Nitekim Anayasanın 2.maddesi, Türkiye Cumhuriyetinin bir “hukuk devleti” olduğunu ilan etmektedir. Hukuk devleti; her şeyden önce, devletin tüm organ, kurum ve görevlilerinin Anayasaya uygun hareket etmesini, Anayasa ile bağlı olmasını;
Anayasa madde 153 ise, Anayasa Mahkemesi kararlarının “kesin” olduğunu ve “yasama, yürütme ve yargı organlarını, idare makamlarını, gerçek ve tüzel kişileri” bağladığını belirtmektedir.
Bu hüküm, Anayasa Mahkemesi kararlarının eleştirilmesini, sorgulanmasını hatta Anayasa Mahkemesine yönelik olarak yetki aşımı iddiasında bulunulmasını yasaklamamakla birlikte, Anayasa Mahkemesi kararlarının bağlayıcılığının tartışmasız kabulü, Anayasa ile öngörülmüş kesin bir emirdir.
Dolayısıyla Yargıtay 3.cü Ceza Dairesi; ilk derece mahkemesi olarak gerçekleştirdiği yargılamalar dışında, Anayasa Mahkemesinin bireysel başvuru neticesinde yeniden yargılama yapılmasına ilişkin verdiği ihlal kararına uyma veya uymama yönünde karar veremeyeceği gibi. Anayasa Mahkemesi kararını tanımaması ve bu karara imza atan üyeler hakkında suç duyurusunda bulunması, hukuk devleti anlayışıyla bağdaşmayan güç gösterisinden başka bir şey değildir.
Zira Anayasa hükümleri, yasama, yürütme ve yargı organlarını ve diğer kuruluş ve kişileri bağlayan temel hukuk kuralları olup, hiçbir kurumun Anayasa Mahkemesi kararlarına “direnme” yetkisi yoktur.

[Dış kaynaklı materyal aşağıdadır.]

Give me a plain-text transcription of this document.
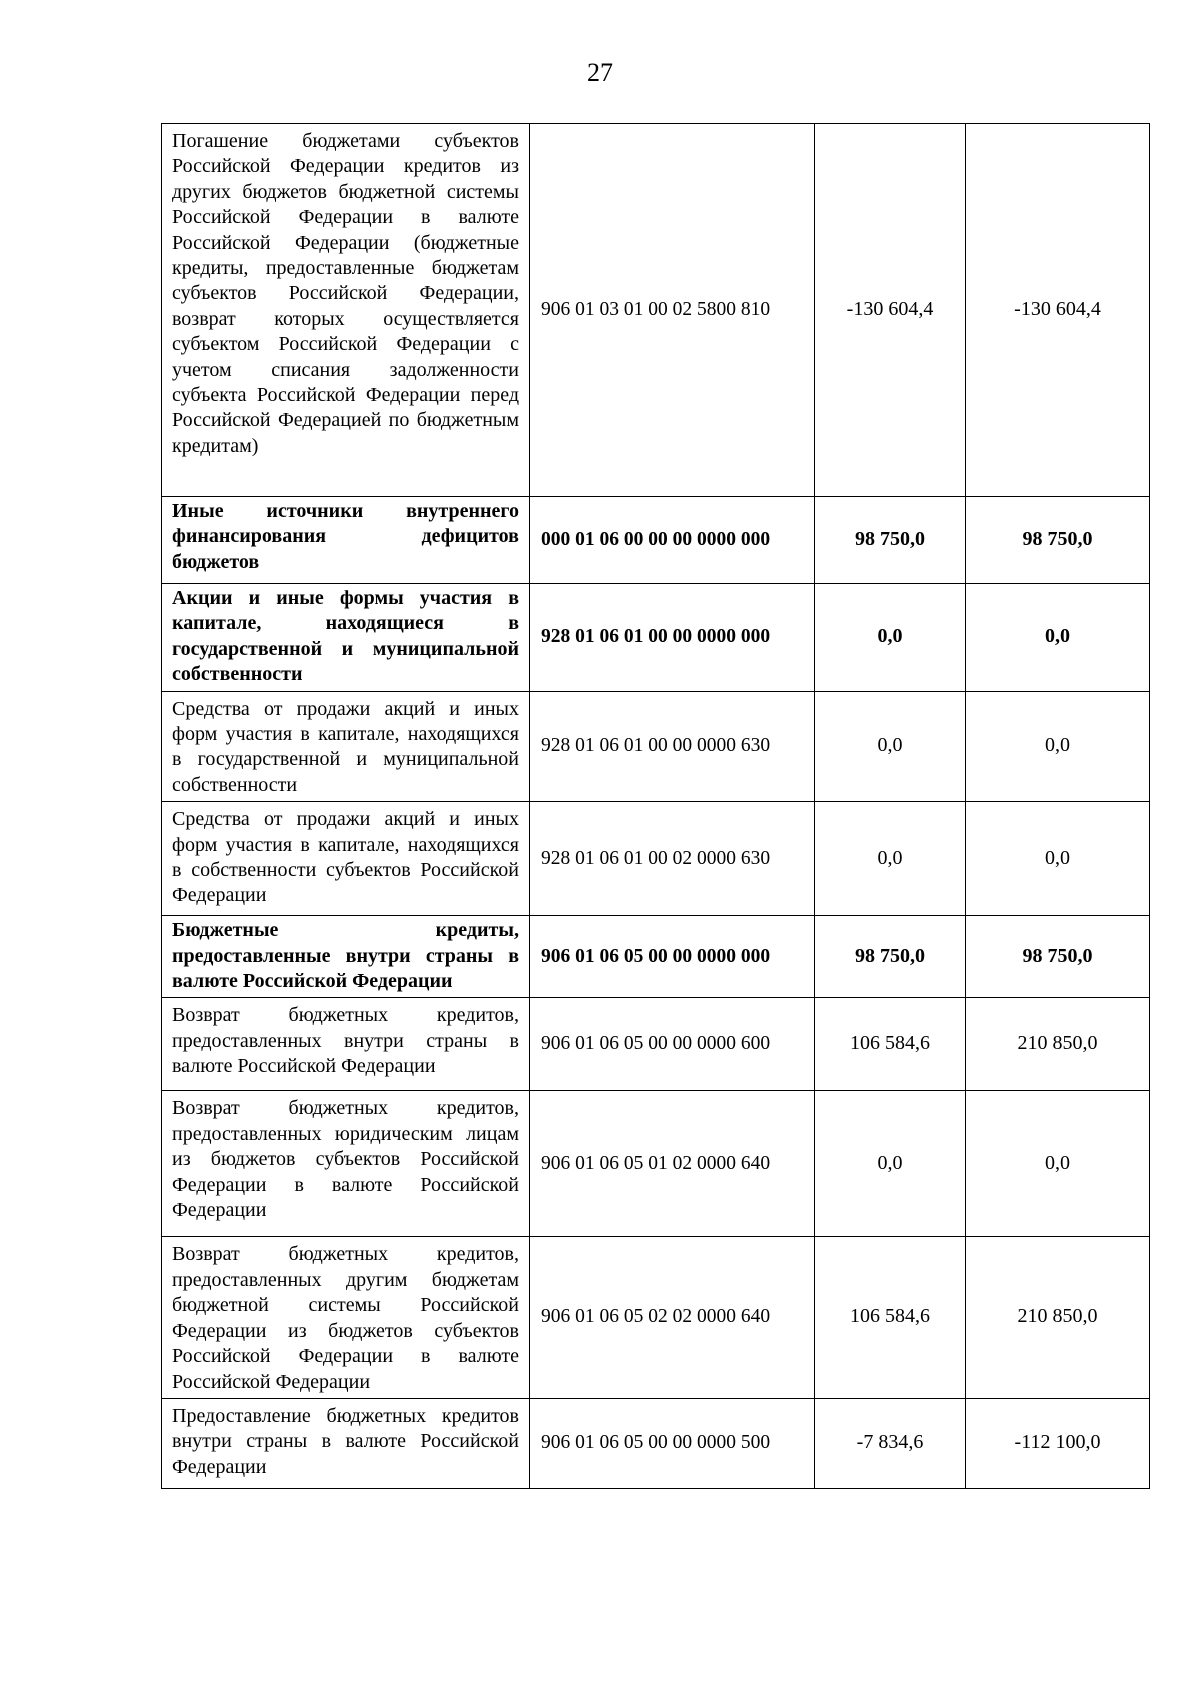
27
Погашение бюджетами субъектов Российской Федерации кредитов из других бюджетов бюджетной системы Российской Федерации в валюте Российской Федерации (бюджетные кредиты, предоставленные бюджетам субъектов Российской Федерации, возврат которых осуществляется субъектом Российской Федерации с учетом списания задолженности субъекта Российской Федерации перед Российской Федерацией по бюджетным кредитам)	906 01 03 01 00 02 5800 810	-130 604,4	-130 604,4
Иные источники внутреннего финансирования дефицитов бюджетов	000 01 06 00 00 00 0000 000	98 750,0	98 750,0
Акции и иные формы участия в капитале, находящиеся в государственной и муниципальной собственности	928 01 06 01 00 00 0000 000	0,0	0,0
Средства от продажи акций и иных форм участия в капитале, находящихся в государственной и муниципальной собственности	928 01 06 01 00 00 0000 630	0,0	0,0
Средства от продажи акций и иных форм участия в капитале, находящихся в собственности субъектов Российской Федерации	928 01 06 01 00 02 0000 630	0,0	0,0
Бюджетные кредиты, предоставленные внутри страны в валюте Российской Федерации	906 01 06 05 00 00 0000 000	98 750,0	98 750,0
Возврат бюджетных кредитов, предоставленных внутри страны в валюте Российской Федерации	906 01 06 05 00 00 0000 600	106 584,6	210 850,0
Возврат бюджетных кредитов, предоставленных юридическим лицам из бюджетов субъектов Российской Федерации в валюте Российской Федерации	906 01 06 05 01 02 0000 640	0,0	0,0
Возврат бюджетных кредитов, предоставленных другим бюджетам бюджетной системы Российской Федерации из бюджетов субъектов Российской Федерации в валюте Российской Федерации	906 01 06 05 02 02 0000 640	106 584,6	210 850,0
Предоставление бюджетных кредитов внутри страны в валюте Российской Федерации	906 01 06 05 00 00 0000 500	-7 834,6	-112 100,0
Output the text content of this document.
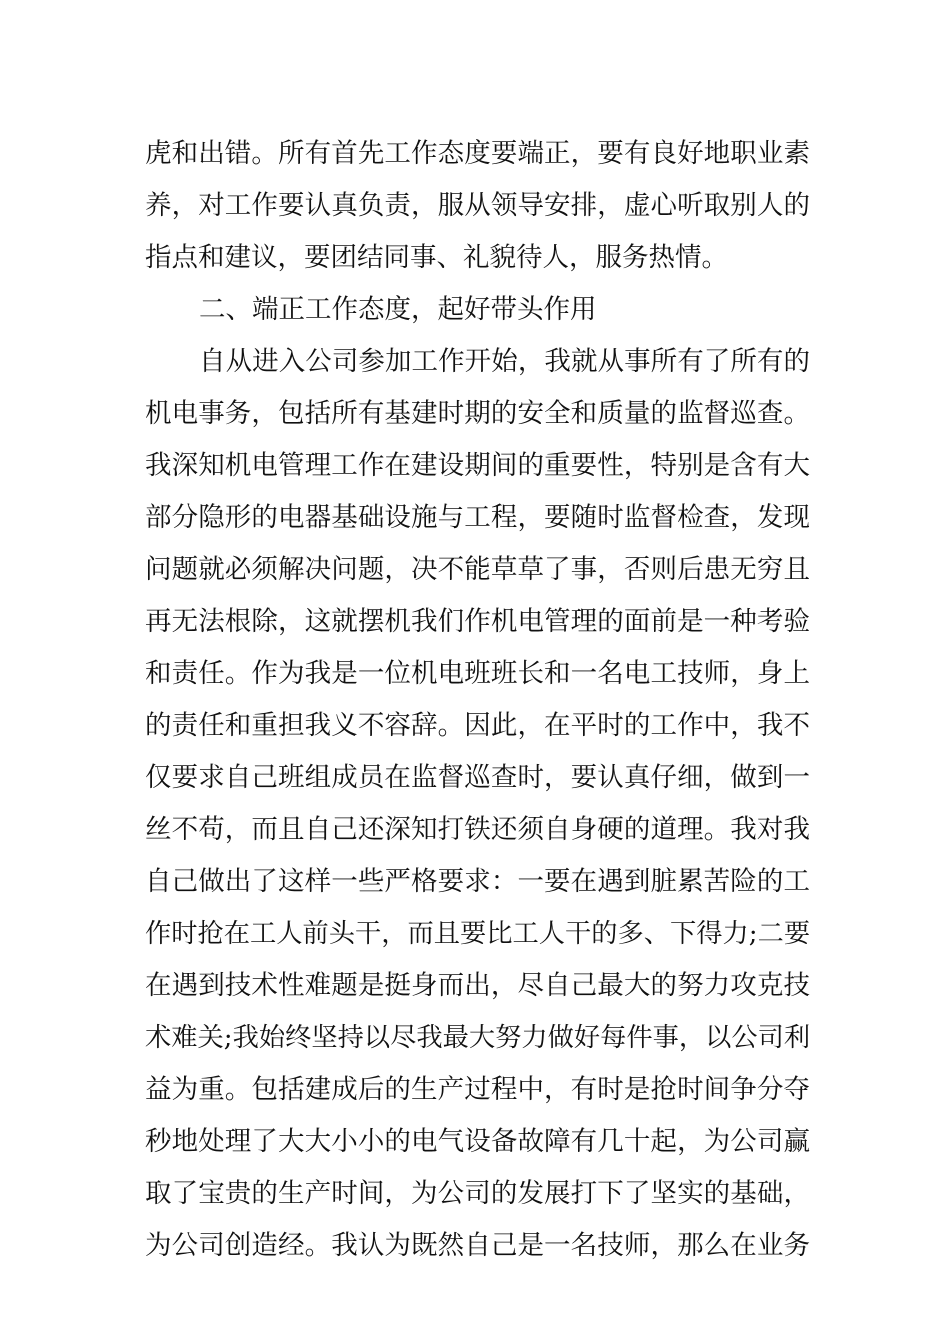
虎和出错。所有首先工作态度要端正，要有良好地职业素
养，对工作要认真负责，服从领导安排，虚心听取别人的
指点和建议，要团结同事、礼貌待人，服务热情。
二、端正工作态度，起好带头作用
自从进入公司参加工作开始，我就从事所有了所有的
机电事务，包括所有基建时期的安全和质量的监督巡查。
我深知机电管理工作在建设期间的重要性，特别是含有大
部分隐形的电器基础设施与工程，要随时监督检查，发现
问题就必须解决问题，决不能草草了事，否则后患无穷且
再无法根除，这就摆机我们作机电管理的面前是一种考验
和责任。作为我是一位机电班班长和一名电工技师，身上
的责任和重担我义不容辞。因此，在平时的工作中，我不
仅要求自己班组成员在监督巡查时，要认真仔细，做到一
丝不苟，而且自己还深知打铁还须自身硬的道理。我对我
自己做出了这样一些严格要求：一要在遇到脏累苦险的工
作时抢在工人前头干，而且要比工人干的多、下得力;二要
在遇到技术性难题是挺身而出，尽自己最大的努力攻克技
术难关;我始终坚持以尽我最大努力做好每件事，以公司利
益为重。包括建成后的生产过程中，有时是抢时间争分夺
秒地处理了大大小小的电气设备故障有几十起，为公司赢
取了宝贵的生产时间，为公司的发展打下了坚实的基础，
为公司创造经。我认为既然自己是一名技师，那么在业务
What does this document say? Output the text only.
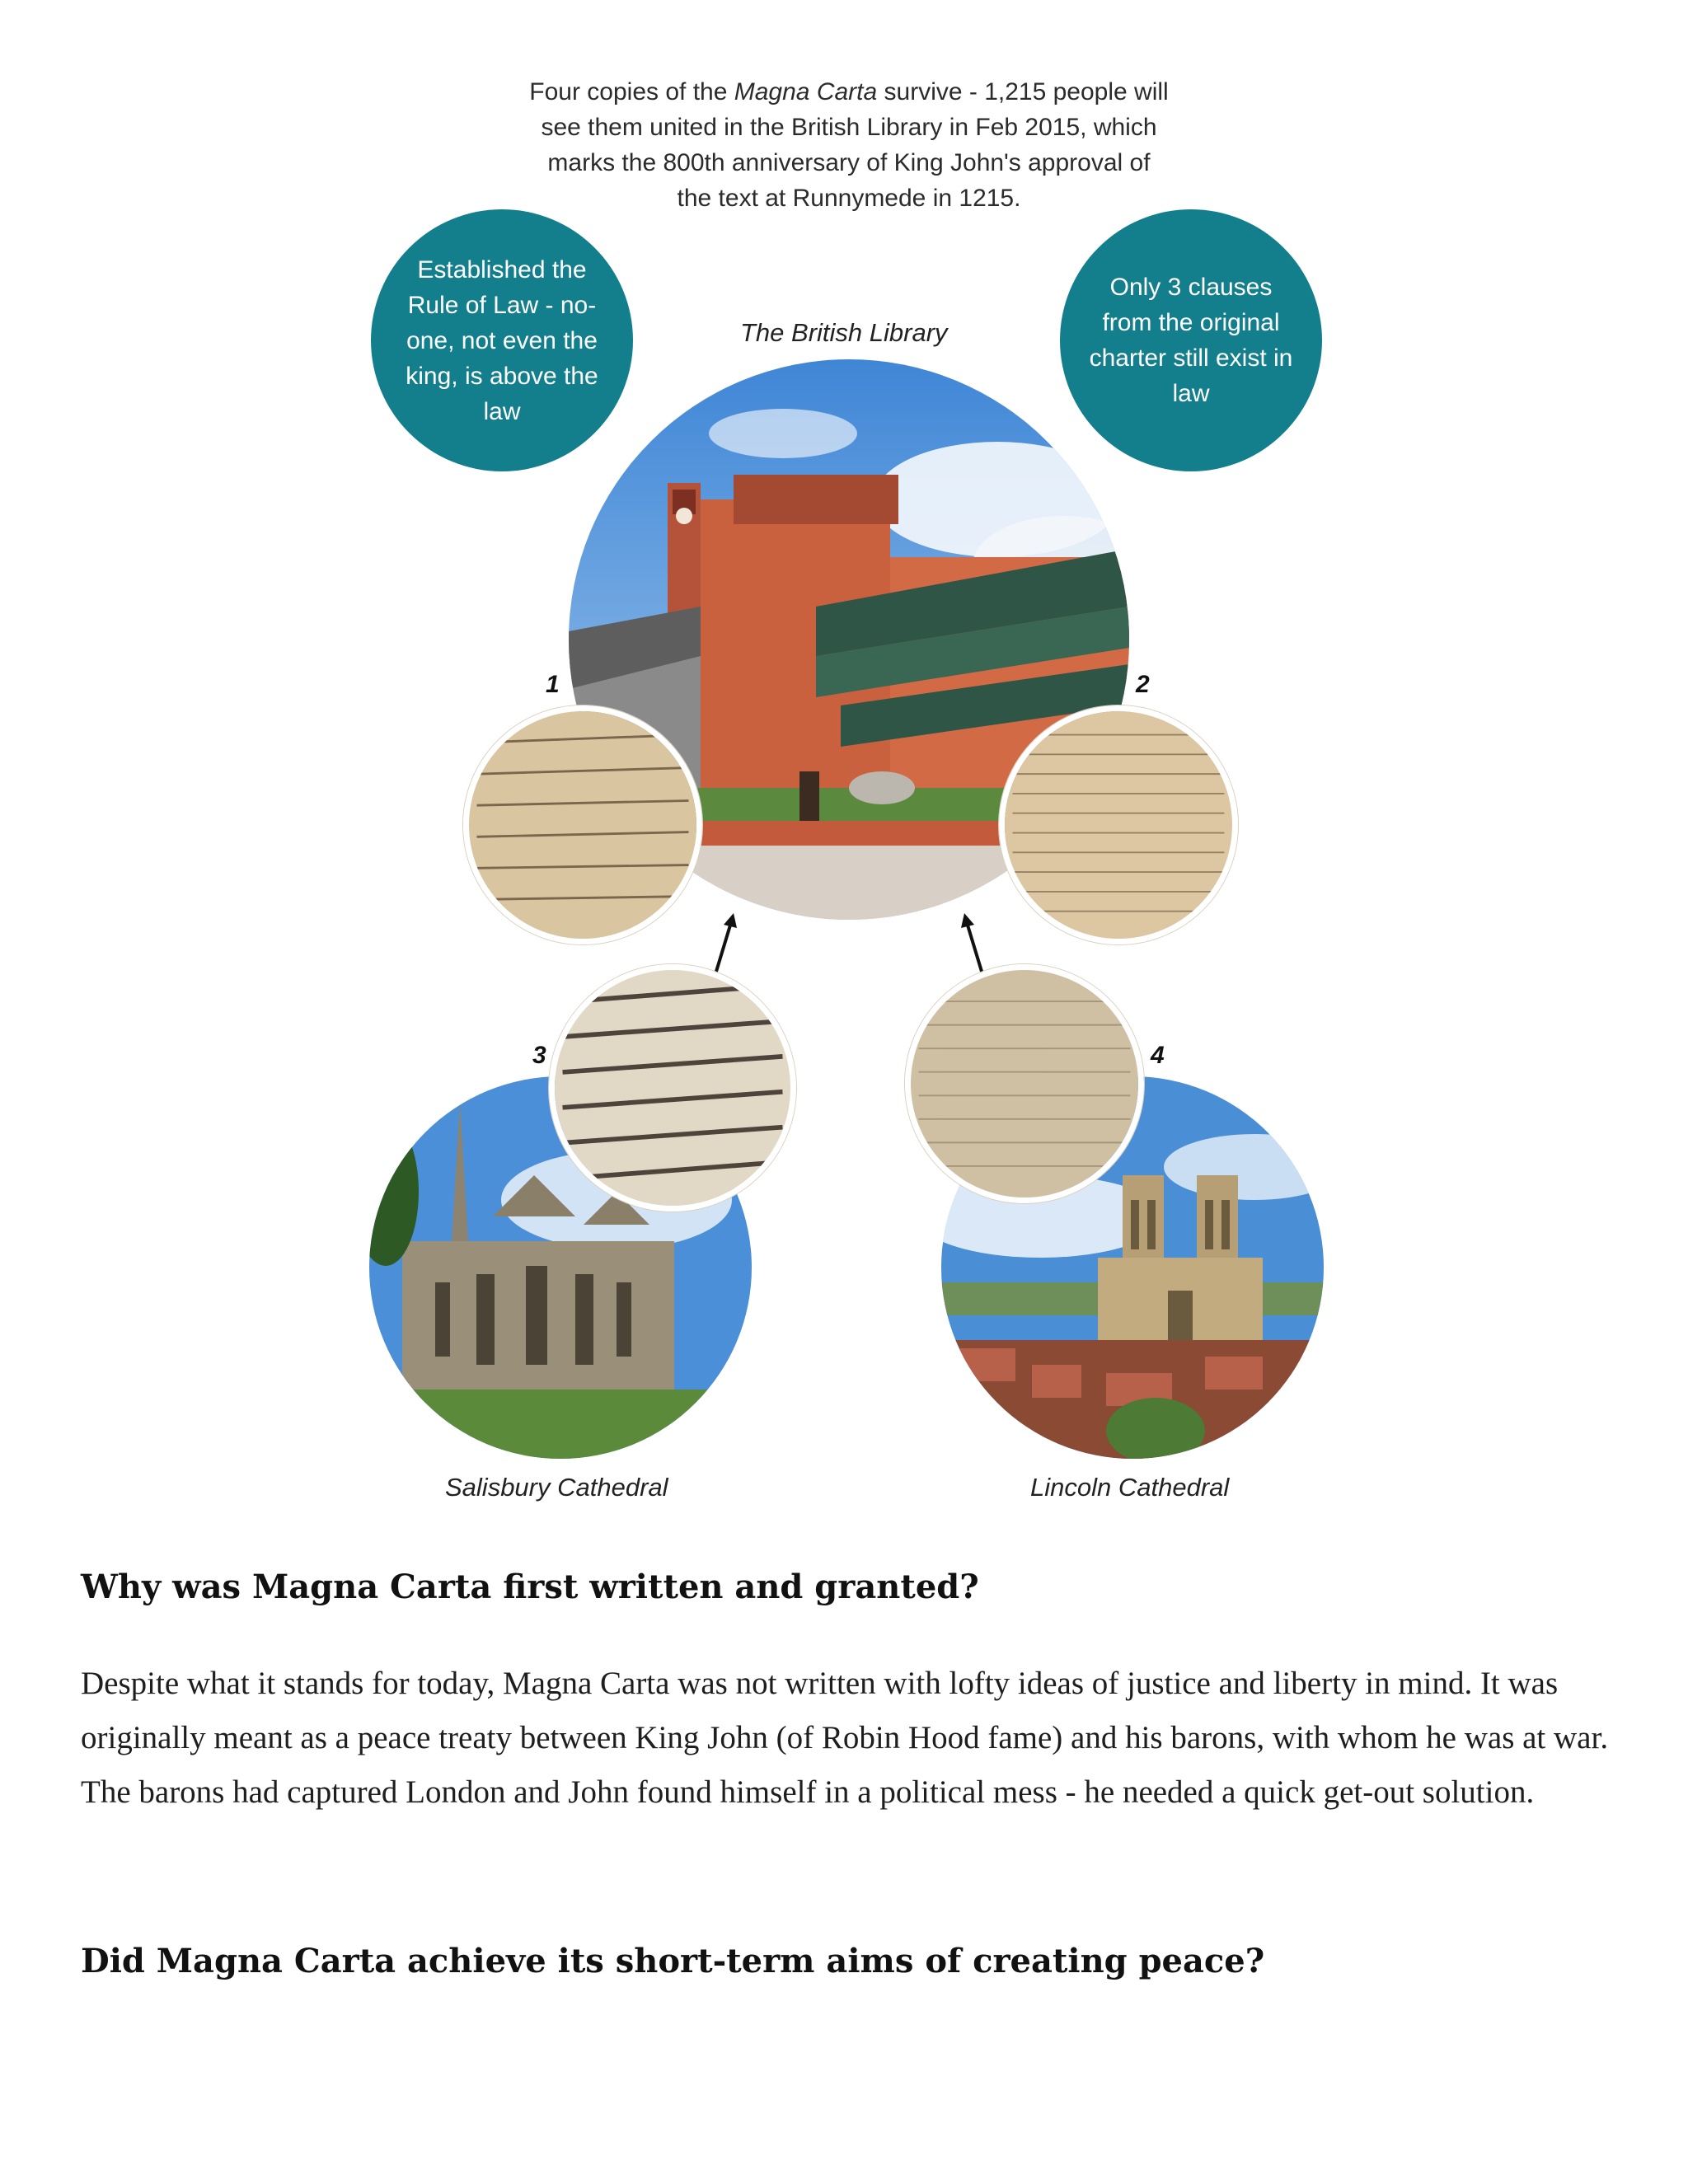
Four copies of the Magna Carta survive - 1,215 people will see them united in the British Library in Feb 2015, which marks the 800th anniversary of King John's approval of the text at Runnymede in 1215.
Established the Rule of Law - no-one, not even the king, is above the law
Only 3 clauses from the original charter still exist in law
The British Library
1	2
3	4
Salisbury Cathedral	Lincoln Cathedral
Why was Magna Carta first written and granted?

Despite what it stands for today, Magna Carta was not written with lofty ideas of justice and liberty in mind. It was originally meant as a peace treaty between King John (of Robin Hood fame) and his barons, with whom he was at war. The barons had captured London and John found himself in a political mess - he needed a quick get-out solution.

Did Magna Carta achieve its short-term aims of creating peace?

Anayasanın 6/3.maddesi “Hiçbir kimse veya organ kaynağını Anayasadan almayan bir devlet yetkisi kullanamaz.” Kaldı ki hukuk sistemimizde hiçbir kuruma veya kişiye AYM kararlarına “direnme” yetkisi tanınmamıştır. Yokluktan türetilen bir “direnme yetkisi” AYM’nin varlığını anlamsız kılacak ölçüde olumsuz sonuçlara yol açabilir.
Bu bağlamda hak ihlali yakınıcılarını; “Yeter ki adalet yerini bulsun. İsterse kıyamet kopsun.” Aşamasına taşıyan yetki aşımının sonlanması adına, AYM kararlarının gönderildiği Yargıtay “ilk derece mahkemesinin” esasa ve usule ilişkin herhangi bir tartışmaya girmeksizin ve ivedilikle, AYM kararlarında belirtilen işlemleri gerçekleştirmesi ve olmaması gereken yargı krizinin sonlandırması, Anayasa ve hukuk devletine uygun en ideal çözüm olacaktır.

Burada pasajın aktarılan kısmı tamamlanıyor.